RBS managers to take reins of £1.1bn fund
INVESTMENT managers at RBS are planning to take control of the bank’s Special Opportunities Fund with the aim of returning the unit to growth, it emerged yesterday.
The unit, 13.5 per cent owned by the bank, has been administered by the lender since it was created but has been in its non-core portfolio since 2008.
RBS has been running down the unit over the past five years, selling off chunks including Arrow Global, the debt collection agency if floated on the stock market earlier this year.
Its chief Lindsey McMurray is proposing the new deal, according to Sky News.
Under the arrangement RBS would still own 13.5 per cent of the unit and so benefit from its profits.
But it would no longer administer the unit in-house.
Instead McMurray and her team would set up a new company, potentially with a new name, and raise new funds to begin increasing the size of the fund once more and making new investments.
It is thought the arrangement could be included in new chief executive Ross McEwan’s wider review of the bailed-out bank.
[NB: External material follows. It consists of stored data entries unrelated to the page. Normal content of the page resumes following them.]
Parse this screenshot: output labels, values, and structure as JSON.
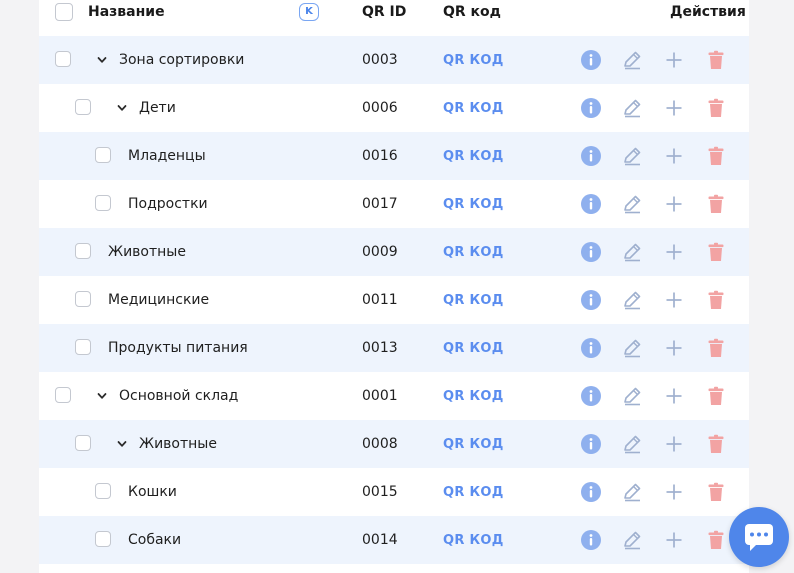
{
  "header": {
    "name_label": "Название",
    "sort_badge": "K",
    "qr_id_label": "QR ID",
    "qr_code_label": "QR код",
    "actions_label": "Действия"
  },
  "rows": [
    {
      "name": "Зона сортировки",
      "qr_id": "0003",
      "qr_link": "QR КОД",
      "level": 0,
      "expandable": true
    },
    {
      "name": "Дети",
      "qr_id": "0006",
      "qr_link": "QR КОД",
      "level": 1,
      "expandable": true
    },
    {
      "name": "Младенцы",
      "qr_id": "0016",
      "qr_link": "QR КОД",
      "level": 2,
      "expandable": false
    },
    {
      "name": "Подростки",
      "qr_id": "0017",
      "qr_link": "QR КОД",
      "level": 2,
      "expandable": false
    },
    {
      "name": "Животные",
      "qr_id": "0009",
      "qr_link": "QR КОД",
      "level": 1,
      "expandable": false
    },
    {
      "name": "Медицинские",
      "qr_id": "0011",
      "qr_link": "QR КОД",
      "level": 1,
      "expandable": false
    },
    {
      "name": "Продукты питания",
      "qr_id": "0013",
      "qr_link": "QR КОД",
      "level": 1,
      "expandable": false
    },
    {
      "name": "Основной склад",
      "qr_id": "0001",
      "qr_link": "QR КОД",
      "level": 0,
      "expandable": true
    },
    {
      "name": "Животные",
      "qr_id": "0008",
      "qr_link": "QR КОД",
      "level": 1,
      "expandable": true
    },
    {
      "name": "Кошки",
      "qr_id": "0015",
      "qr_link": "QR КОД",
      "level": 2,
      "expandable": false
    },
    {
      "name": "Собаки",
      "qr_id": "0014",
      "qr_link": "QR КОД",
      "level": 2,
      "expandable": false
    }
  ],
  "colors": {
    "accent": "#5b8def",
    "row_alt": "#eef4fd",
    "info_icon": "#8fb0ee",
    "edit_icon": "#9fb0cf",
    "add_icon": "#9fb0cf",
    "delete_icon": "#f2a3a3",
    "chat_button": "#4f86ea"
  },
  "icons": {
    "row_actions": [
      "info-icon",
      "edit-icon",
      "plus-icon",
      "trash-icon"
    ],
    "chat": "chat-icon",
    "expand": "chevron-down-icon"
  }
}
He is accelerating the plans to run down the investment banking and overseas parts of the bank to focus on UK retail and commercial lending.
McEwan’s predecessor Stephen Hester had been praised for his role in turning RBS around, but was pushed out after clashing with the chancellor over how far and how fast the investment banking units should be cut back.
RBS declined to comment on the future of the Special Opportunities Fund.